With the recent characterization of CRISPR-Cas9, a new frontier in science has begun. Scientists have designed guide-RNA molecules for every gene in the genome to determine which genes are essential for various diseases, such as many forms of cancer. This approach is exciting because it may lead to the discovery of new targets for drug-based therapy. Scientists are also creating animal models of various genetic diseases by causing disease-specific alterations in the genome of animals such as mice and monkeys. For humans, this research has focused on non-reproductive cells, but the efficacy of this technology is making the human germline a tempting target. Theoretically, scientists could use CRISPR-Cas9 in an embryo to remove a disease-causing gene and replace it with a healthy version of the gene. This approach has the potential to ward off deadly diseases—but is it ethical? Most importantly, is it safe?

Both questions are controversial. In terms of safety, many scientists currently agree that it is not safe to create a permanent genetic alteration that can be passed onto future children. One concern is that Cas9 could have off-target effects that could damage the human genome in unpredictable ways. Another concern is that scientists do not understand the genome well enough to start making changes to the code. According to a Perspective article in the journal Science, by scientists that attended an ethics discussion in January on the topic of editing the human germline, “there are limits to our knowledge of human genetics, gene-environment interactions, and the pathways of diseases (including the interplay between one disease and other conditions or diseases in the same patient).” Also, side-effects from altering the genetic code of an embryo might not be noticeable until that embryo turns into a grown child, many years into the future. Therefore, more information on the human genome is necessary before genetic engineering of the human germline can be considered safe.

These safety concerns factor into the ethics debate, but other concerns are also drawing attention. While CRISPR-Cas9 is currently being proposed to prevent debilitating diseases, the use of this technology might start a slippery slope that could lead to the creation of “designer-babies.” For example, the genome of an embryo could be altered to impart a different eye color, hair color, or higher level of intelligence. These changes are certainly not worth the risk of side-effects, but some parents might pursue these options to provide their child with a “leg up”. Other ethical questions include:

  • Would the use of this technology be regulated?
  • Would a child be monitored if he/she was genetically modified as an embryo? Would the child’s future offspring be monitored?
  • Which parts of society would have access to this technology? Would use of this technology lead to a greater divide between the poor and wealthy?

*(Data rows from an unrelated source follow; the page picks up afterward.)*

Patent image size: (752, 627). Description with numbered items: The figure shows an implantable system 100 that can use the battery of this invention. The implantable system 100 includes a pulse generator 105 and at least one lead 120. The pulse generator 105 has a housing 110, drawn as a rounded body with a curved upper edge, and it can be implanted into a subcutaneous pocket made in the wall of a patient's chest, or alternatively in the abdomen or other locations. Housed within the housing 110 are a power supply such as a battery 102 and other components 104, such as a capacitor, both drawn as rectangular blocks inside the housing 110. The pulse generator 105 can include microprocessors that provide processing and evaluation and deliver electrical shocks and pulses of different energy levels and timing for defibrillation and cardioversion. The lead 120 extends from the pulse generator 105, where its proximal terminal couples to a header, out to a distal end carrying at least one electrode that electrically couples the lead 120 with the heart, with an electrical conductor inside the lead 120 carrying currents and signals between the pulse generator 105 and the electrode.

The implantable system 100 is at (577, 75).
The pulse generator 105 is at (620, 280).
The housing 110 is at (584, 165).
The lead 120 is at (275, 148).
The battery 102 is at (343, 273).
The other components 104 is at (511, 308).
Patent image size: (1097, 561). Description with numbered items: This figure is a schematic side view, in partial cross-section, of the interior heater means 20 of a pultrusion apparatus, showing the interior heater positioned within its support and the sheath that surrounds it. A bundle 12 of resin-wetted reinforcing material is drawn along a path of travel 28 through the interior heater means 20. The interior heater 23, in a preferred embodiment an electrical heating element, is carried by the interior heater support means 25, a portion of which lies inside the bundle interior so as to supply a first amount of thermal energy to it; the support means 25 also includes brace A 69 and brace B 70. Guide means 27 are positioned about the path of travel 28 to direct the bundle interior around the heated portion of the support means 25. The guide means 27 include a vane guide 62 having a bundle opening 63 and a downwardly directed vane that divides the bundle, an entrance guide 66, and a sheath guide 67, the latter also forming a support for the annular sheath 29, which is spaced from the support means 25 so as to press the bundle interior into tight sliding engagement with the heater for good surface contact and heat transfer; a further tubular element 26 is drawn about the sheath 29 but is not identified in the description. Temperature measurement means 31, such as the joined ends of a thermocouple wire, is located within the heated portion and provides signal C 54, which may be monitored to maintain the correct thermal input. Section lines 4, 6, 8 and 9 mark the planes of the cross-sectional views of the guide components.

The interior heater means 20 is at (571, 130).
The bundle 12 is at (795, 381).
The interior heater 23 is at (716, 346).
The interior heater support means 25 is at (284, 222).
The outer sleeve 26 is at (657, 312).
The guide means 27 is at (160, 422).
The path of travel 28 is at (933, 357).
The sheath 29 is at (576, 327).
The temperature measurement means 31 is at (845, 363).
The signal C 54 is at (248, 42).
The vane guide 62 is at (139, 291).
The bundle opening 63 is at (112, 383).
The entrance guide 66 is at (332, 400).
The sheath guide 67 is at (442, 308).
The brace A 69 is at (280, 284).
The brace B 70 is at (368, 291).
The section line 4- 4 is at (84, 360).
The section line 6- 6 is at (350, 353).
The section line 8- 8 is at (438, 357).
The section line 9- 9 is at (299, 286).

The CRISPR-Cas9 technology is advancing quickly, so scientists need to act now to reach a consensus on these ethical issues. Many scientists have already called for a moratorium on editing the human germline in the short-term. This would provide time for scientists to engage with the bioethics community and the public to discuss the ethical, social, and legal implications of altering the human genome.

The genetic engineering capabilities of CRISPR-Cas9 is exciting. Millions of lives could benefit from this new technology. It could cure certain cancers, prevent diabetes, ward of many age-related diseases, and even stop HIV from causing AIDS. But scientists must use extra caution when editing the human germline, because any negative effects that arise could last for many generations into the future.